The prices of crude oil for the first time since 2004 dropped above 5% on Wednesday, as the collapse in relations between Saudi Arabia and Iran makes it impossible for any collaboration on the reduction of crude supply to the international market amongst leading exporters believable.
It is assumed that the fight between Saudi Arabia and Iran has put an end to hopes that the Organization of Petroleum Exporting Countries (OPEC) might reach a decision to slash production in order to raise the price of crude oil. However, expectations that the two countries will put an end to the fight and come to an agreement and manage supply was dashed as Riyadh severed diplomatic relations with Tehran last Monday.
OPEC members like United Arab Emirates and Kuwait have supported Saudi Arabia in the fight while Iraq collaborated with Iran in condemning Riyadh.
According to recent analysis of OPEC’s production, Saudi output inclined totally at the end of 2015, showing no indication of reducing supply leaving no space for Iran, who plans to double its export once sanctions are lifted. The analysis also showed that Saudi’s production for December had averaged 10.15 million bpd, which for the period of nine months was more than 10 million bpd, representing the lengthiest period of constant production.
Crude oil fell from $115 in June 2014 as light tight oil from US overwhelmed the market.
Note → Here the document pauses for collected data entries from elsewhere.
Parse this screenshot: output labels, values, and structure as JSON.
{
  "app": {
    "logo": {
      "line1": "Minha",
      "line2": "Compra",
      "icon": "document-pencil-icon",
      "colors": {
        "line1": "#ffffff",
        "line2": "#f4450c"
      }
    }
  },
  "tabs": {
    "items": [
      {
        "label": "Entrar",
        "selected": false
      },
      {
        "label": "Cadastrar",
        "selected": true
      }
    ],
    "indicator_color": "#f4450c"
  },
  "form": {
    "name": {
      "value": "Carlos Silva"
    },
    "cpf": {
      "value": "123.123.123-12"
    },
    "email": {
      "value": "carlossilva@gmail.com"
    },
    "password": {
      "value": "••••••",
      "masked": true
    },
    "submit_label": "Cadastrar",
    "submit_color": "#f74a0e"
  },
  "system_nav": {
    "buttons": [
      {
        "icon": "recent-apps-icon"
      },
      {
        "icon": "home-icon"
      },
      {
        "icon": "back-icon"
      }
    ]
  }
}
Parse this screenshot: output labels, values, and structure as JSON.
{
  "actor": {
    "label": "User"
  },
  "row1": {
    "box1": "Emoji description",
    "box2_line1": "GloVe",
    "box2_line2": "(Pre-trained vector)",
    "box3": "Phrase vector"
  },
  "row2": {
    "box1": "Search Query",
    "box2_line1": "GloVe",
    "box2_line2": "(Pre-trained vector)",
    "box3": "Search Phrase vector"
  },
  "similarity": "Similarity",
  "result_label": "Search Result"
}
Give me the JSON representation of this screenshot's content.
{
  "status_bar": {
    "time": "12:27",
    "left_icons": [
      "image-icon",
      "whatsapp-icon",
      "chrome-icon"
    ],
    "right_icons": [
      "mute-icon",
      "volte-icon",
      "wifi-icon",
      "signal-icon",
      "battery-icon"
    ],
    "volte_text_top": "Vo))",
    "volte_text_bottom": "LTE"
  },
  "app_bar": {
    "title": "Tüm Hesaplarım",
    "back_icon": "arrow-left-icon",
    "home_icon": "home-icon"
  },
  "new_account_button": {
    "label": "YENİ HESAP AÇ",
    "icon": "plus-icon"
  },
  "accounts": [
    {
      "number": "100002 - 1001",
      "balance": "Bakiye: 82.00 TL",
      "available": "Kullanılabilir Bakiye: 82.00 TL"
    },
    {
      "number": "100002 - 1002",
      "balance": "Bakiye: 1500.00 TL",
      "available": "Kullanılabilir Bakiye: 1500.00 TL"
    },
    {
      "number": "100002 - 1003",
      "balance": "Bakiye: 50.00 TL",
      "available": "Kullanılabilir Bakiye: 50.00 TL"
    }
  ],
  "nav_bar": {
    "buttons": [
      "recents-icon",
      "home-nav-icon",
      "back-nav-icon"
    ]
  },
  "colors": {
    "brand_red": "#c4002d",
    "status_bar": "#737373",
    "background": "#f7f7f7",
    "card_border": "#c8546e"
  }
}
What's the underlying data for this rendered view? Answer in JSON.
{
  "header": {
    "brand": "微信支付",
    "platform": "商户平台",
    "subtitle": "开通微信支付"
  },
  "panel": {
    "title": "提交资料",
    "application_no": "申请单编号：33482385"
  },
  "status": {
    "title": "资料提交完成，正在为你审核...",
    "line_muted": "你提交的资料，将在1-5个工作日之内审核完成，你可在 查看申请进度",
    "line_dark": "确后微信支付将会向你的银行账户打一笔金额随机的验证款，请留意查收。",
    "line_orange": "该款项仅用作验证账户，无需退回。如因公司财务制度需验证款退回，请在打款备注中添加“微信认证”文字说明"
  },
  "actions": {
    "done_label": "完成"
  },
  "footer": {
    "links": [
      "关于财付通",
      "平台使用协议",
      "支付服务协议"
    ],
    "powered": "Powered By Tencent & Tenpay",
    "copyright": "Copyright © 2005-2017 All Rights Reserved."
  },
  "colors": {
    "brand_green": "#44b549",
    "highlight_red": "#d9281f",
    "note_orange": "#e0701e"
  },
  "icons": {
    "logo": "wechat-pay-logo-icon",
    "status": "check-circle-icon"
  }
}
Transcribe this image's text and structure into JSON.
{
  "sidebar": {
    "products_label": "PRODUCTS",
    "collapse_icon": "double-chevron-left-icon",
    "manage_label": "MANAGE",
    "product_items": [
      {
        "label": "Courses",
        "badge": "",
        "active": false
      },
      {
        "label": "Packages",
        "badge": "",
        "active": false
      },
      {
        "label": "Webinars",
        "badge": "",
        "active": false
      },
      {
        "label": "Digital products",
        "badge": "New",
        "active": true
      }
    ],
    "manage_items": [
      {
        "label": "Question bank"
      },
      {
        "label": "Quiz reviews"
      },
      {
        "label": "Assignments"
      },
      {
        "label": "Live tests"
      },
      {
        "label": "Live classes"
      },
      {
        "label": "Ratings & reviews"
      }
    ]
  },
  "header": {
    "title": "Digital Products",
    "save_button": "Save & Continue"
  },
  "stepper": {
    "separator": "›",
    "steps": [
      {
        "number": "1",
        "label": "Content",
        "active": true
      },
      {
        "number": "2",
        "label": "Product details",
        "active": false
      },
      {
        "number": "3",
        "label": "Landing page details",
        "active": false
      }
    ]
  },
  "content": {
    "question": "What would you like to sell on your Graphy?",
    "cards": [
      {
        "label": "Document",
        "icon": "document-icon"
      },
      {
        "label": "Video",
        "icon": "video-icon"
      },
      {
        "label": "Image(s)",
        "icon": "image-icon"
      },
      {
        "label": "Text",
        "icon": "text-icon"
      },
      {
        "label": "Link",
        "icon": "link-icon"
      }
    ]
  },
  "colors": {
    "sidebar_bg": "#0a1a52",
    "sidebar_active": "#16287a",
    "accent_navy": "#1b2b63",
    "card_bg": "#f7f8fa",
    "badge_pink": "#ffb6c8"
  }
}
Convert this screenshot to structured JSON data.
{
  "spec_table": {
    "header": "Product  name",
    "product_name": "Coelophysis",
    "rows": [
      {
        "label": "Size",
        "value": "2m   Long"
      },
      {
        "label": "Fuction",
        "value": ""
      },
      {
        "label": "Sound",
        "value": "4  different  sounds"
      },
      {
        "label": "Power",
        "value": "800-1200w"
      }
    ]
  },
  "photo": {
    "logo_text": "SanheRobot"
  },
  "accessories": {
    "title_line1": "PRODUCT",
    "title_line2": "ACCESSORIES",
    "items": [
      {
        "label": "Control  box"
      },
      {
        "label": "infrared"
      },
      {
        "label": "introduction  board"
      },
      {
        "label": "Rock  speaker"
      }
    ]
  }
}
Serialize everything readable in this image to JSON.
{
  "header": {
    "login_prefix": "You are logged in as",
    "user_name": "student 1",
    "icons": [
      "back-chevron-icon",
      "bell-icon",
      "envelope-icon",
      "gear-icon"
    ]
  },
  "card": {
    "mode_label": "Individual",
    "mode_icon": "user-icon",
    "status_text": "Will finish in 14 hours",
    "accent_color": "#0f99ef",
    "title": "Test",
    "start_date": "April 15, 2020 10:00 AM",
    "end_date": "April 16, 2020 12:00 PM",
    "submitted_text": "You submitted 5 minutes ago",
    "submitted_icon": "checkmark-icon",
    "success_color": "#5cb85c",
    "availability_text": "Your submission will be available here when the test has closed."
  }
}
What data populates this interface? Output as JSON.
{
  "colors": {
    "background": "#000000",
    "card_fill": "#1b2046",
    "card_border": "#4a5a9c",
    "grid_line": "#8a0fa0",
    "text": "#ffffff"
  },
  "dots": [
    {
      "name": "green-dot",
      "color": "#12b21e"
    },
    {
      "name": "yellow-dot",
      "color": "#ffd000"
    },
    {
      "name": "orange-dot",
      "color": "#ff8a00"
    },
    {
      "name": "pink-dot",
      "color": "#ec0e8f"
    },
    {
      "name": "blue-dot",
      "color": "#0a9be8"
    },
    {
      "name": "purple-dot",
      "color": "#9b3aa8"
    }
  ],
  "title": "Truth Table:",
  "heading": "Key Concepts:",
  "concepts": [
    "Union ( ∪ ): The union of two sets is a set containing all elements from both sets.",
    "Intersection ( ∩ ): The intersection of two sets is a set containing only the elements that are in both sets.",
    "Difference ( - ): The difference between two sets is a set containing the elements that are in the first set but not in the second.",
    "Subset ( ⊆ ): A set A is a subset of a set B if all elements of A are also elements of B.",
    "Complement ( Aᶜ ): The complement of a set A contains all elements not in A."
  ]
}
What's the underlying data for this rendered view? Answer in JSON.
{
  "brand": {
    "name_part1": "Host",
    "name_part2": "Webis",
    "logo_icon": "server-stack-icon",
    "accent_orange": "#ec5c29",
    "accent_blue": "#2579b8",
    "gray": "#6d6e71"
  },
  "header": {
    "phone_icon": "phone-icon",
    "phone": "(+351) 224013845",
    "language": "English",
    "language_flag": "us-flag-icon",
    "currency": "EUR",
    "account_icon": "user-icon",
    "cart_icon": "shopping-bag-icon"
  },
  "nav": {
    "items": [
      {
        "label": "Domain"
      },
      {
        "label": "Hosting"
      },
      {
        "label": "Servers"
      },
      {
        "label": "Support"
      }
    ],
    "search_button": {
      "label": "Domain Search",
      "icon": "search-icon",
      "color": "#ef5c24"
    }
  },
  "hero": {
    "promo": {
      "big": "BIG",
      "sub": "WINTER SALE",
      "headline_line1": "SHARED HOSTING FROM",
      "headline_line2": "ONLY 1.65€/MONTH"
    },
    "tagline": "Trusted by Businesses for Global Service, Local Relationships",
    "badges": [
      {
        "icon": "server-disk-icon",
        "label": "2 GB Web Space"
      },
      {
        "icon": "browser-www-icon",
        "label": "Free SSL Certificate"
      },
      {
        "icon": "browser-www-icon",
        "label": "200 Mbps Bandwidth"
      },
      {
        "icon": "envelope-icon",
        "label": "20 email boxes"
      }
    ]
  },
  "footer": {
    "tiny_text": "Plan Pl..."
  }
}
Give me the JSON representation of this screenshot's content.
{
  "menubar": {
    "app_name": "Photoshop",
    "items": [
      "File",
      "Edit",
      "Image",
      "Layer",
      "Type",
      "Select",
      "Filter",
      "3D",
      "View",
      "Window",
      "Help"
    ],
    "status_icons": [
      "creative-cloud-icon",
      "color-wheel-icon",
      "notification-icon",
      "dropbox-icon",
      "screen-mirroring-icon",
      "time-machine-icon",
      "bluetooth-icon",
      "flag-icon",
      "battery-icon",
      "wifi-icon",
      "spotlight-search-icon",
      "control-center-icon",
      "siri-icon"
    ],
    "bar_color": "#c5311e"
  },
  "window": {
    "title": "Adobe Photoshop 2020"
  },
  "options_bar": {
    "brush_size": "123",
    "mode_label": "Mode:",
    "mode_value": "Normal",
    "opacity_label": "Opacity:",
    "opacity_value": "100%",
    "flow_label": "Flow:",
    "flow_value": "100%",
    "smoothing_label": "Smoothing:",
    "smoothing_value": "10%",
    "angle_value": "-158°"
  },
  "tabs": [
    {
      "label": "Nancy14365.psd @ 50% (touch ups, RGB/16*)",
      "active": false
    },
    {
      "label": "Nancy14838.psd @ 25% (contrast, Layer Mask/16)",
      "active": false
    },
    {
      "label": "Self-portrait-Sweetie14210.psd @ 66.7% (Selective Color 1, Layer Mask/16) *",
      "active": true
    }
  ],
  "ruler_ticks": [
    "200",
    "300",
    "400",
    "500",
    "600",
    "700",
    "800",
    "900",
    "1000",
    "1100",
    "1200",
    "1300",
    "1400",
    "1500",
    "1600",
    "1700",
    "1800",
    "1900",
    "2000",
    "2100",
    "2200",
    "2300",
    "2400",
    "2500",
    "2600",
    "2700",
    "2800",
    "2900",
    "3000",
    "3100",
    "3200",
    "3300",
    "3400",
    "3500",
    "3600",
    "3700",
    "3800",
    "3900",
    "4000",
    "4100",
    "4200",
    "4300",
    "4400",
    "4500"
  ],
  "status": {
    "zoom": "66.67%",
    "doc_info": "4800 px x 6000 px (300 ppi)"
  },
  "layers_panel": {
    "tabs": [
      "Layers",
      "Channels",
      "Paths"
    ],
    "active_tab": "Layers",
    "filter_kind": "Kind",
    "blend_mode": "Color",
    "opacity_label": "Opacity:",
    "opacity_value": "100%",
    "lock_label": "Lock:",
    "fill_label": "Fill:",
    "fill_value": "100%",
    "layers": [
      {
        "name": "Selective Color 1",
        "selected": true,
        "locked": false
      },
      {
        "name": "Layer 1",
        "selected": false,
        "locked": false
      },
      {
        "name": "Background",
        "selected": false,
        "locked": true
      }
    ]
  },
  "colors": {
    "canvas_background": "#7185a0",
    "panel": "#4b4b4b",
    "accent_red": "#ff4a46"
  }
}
The tumbling prices have driven some producers to increase production to make up for lower incomes as well as retain market share.
As at present, there is an oversupply of 1.5 million bpd in the global market as production exceeds consumption. Meanwhile, Iran is planning to add additional 1 million bpd to the international market when sanctions are lifted making it the largest supply boost of 2016, THIS DAY reports.